Söyleşi
Yazar Mustafa Çiftci: Aşk, yoksulluktan daha kavidir
Gönül Dağı’nın, taşraya bakan ama hor bakmayan, taşrayı tanımlayan değil anlamaya çalışan bir bakışı olsun istedik. Ayrıca gizli bir akarsu gibi derinden akmaya devam eden sevda, yoksulluk, iyimserlik kendini hissettirsin istedik. Senaryo ekibi de aynı kafada olunca güzel iş çıkıyor ortaya hepsine şükran borçluyum.
EKLENDİ
-:
Yazar:
Nil GülsümMustafa Çiftci, Türk edebiyatının son dönemde öne çıkan yazarlarından. Türkçenin işlenmiş hâliyle, sıcak ve sarmalayan hikayeleriyle kısa sürede geniş bir okur kitlesine ulaşan Mustafa Çiftci, şimdi de eserlerinden ilham alınarak çekilen ‘Gönül Dağı’ dizisiyle gündemde. Edebiyatın ve kültürün başkenti sayılan İstanbul’dan veya metropollerden değil, Yozgat’tan okurlarına seslenen Mustafa Çiftci ile edebiyatı, aşkı, yoksulluğu ve memleketi konuştuk.
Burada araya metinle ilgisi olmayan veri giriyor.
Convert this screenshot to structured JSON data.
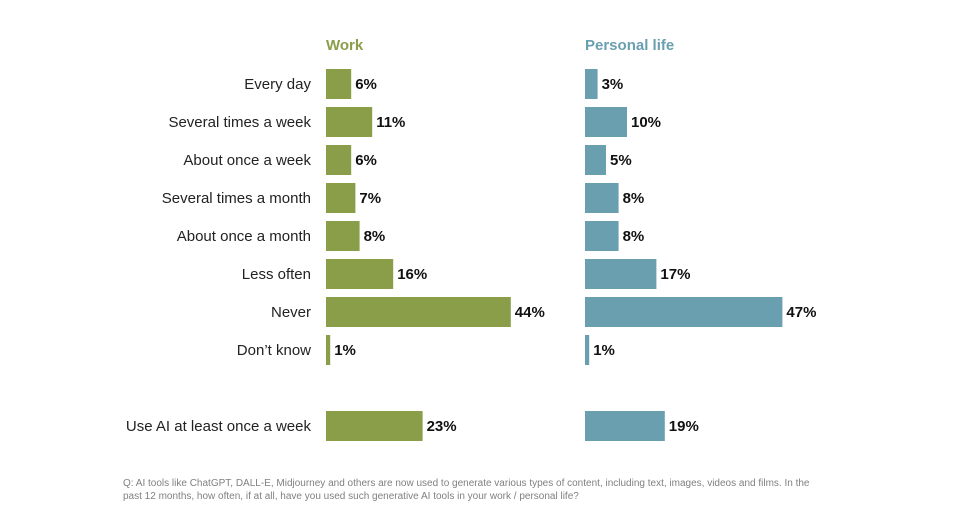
{
  "chart_data": {
    "type": "bar",
    "orientation": "horizontal",
    "categories": [
      "Every day",
      "Several times a week",
      "About once a week",
      "Several times a month",
      "About once a month",
      "Less often",
      "Never",
      "Don’t know"
    ],
    "summary_category": "Use AI at least once a week",
    "series": [
      {
        "name": "Work",
        "color": "#8a9d48",
        "values": [
          6,
          11,
          6,
          7,
          8,
          16,
          44,
          1
        ],
        "summary_value": 23
      },
      {
        "name": "Personal life",
        "color": "#6a9fb0",
        "values": [
          3,
          10,
          5,
          8,
          8,
          17,
          47,
          1
        ],
        "summary_value": 19
      }
    ],
    "value_suffix": "%",
    "xlim": [
      0,
      100
    ]
  },
  "footnote": "Q: AI tools like ChatGPT, DALL-E, Midjourney and others are now used to generate various types of content, including text, images, videos and films. In the past 12 months, how often, if at all, have you used such generative AI tools in your work / personal life?"
}
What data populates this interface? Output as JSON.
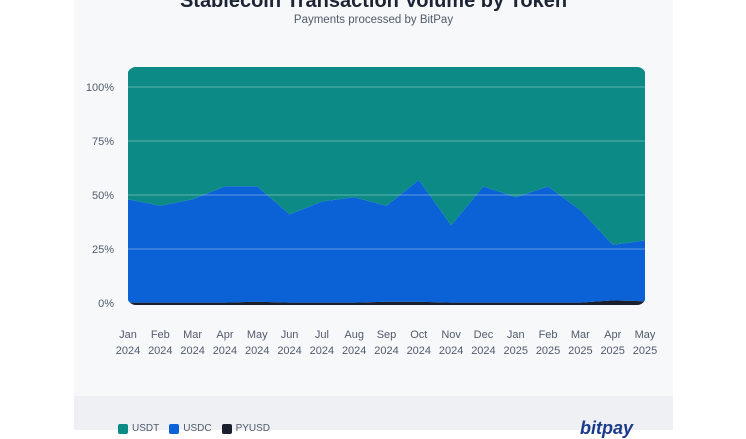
{
  "chart_data": {
    "type": "area",
    "title": "Stablecoin Transaction Volume by Token",
    "subtitle": "Payments processed by BitPay",
    "categories": [
      [
        "Jan",
        "2024"
      ],
      [
        "Feb",
        "2024"
      ],
      [
        "Mar",
        "2024"
      ],
      [
        "Apr",
        "2024"
      ],
      [
        "May",
        "2024"
      ],
      [
        "Jun",
        "2024"
      ],
      [
        "Jul",
        "2024"
      ],
      [
        "Aug",
        "2024"
      ],
      [
        "Sep",
        "2024"
      ],
      [
        "Oct",
        "2024"
      ],
      [
        "Nov",
        "2024"
      ],
      [
        "Dec",
        "2024"
      ],
      [
        "Jan",
        "2025"
      ],
      [
        "Feb",
        "2025"
      ],
      [
        "Mar",
        "2025"
      ],
      [
        "Apr",
        "2025"
      ],
      [
        "May",
        "2025"
      ]
    ],
    "y_ticks": [
      "0%",
      "25%",
      "50%",
      "75%",
      "100%"
    ],
    "ylim": [
      0,
      100
    ],
    "stacked": true,
    "grid": true,
    "series": [
      {
        "name": "PYUSD",
        "color": "#1a1f2e",
        "values": [
          0.2,
          0.2,
          0.2,
          0.2,
          0.6,
          0.2,
          0.2,
          0.2,
          0.6,
          0.6,
          0.2,
          0.2,
          0.2,
          0.2,
          0.2,
          1.2,
          0.8
        ]
      },
      {
        "name": "USDC",
        "color": "#0a62d6",
        "values": [
          47.8,
          44.8,
          47.8,
          53.8,
          53.4,
          40.8,
          46.8,
          48.8,
          44.4,
          56.4,
          35.8,
          53.8,
          48.8,
          53.8,
          42.8,
          25.8,
          28.2
        ]
      },
      {
        "name": "USDT",
        "color": "#0b8a86",
        "values": [
          52,
          55,
          52,
          46,
          46,
          59,
          53,
          51,
          55,
          43,
          64,
          46,
          51,
          46,
          57,
          73,
          71
        ]
      }
    ],
    "legend_position": "bottom-left"
  },
  "brand": {
    "text": "bitpay",
    "color": "#1a3b8a"
  }
}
Hikaye yazmaya başlamanızın hikayesi nedir?
Benim hikaye yazmam göreceli olarak yenidir de hikaye anlatmam eskidir. Arkadaşlarıma, yakın çevreme, aileme hep anlatırdım ben. Bu anlattıklarımı yazmam ise 2007 yılındadır. Sivas’ta yayınlanan Aşkar Dergisi’ne hikaye göndermemle başlar…
Türkümü ancak buradan söyleyebilecektim.
Yazar olmanın, hele de tanınan bir yazar olmanın şartlarından birisi olarak edebiyat mahfillerine yakın olmak görülür. Siz bunların çok dışında bir örneksiniz. Edebiyat merkezi sayılan yerlere uzakta kalarak başarılı ve bilinen metinler üretemeyeceğinizi düşündüğünüz oldu mu hiç? Ya da edebiyat ortamlarına uzaklığın zorluğunu yaşadınız mı?
Yaşadığımız çağda iletişimin pek kolay olması herhalde benim durumumu rahatlattı. Zaten rahatlatmasa bile benim yaşadığım yeri terk etmek gibi bir durumum yoktu. Bana edebiyat ortamları uzak da olsa yakın da olsa ben ancak buradan söyleyebilecektim türkümü.
Yozgat bana anne kokusudur.
Türk edebiyatının büyük ismi Sabahattin Ali de bir dönem Yozgat’ta yaşıyor ve bahsettiği Yozgat çok karanlık bir coğrafya. Şüphesiz bunda, o dönemki psikolojisi de etkili olmalı. Fakat sizin yazdıklarınızda şehrin ve insanının enerjisini, rengini, çağıldayan dilini görmek mümkün. Nedir bu farkı yaratan?
Sabahattin Ali buraya mecburen geliyor. Para lazım. Burada öğretmenlik yapması bu anlamda biraz “zorunlu ikamet” İnsan mecbur olduğu yeri sevemiyor. Bir de tabi alıştığı ortamı araması normal. Ben ise burada doğdum. Bu şehrin kokusu bana anne kokusudur. Düğünüm, cenazem buradadır. Benim burayla nefes almam tabi olanıdır.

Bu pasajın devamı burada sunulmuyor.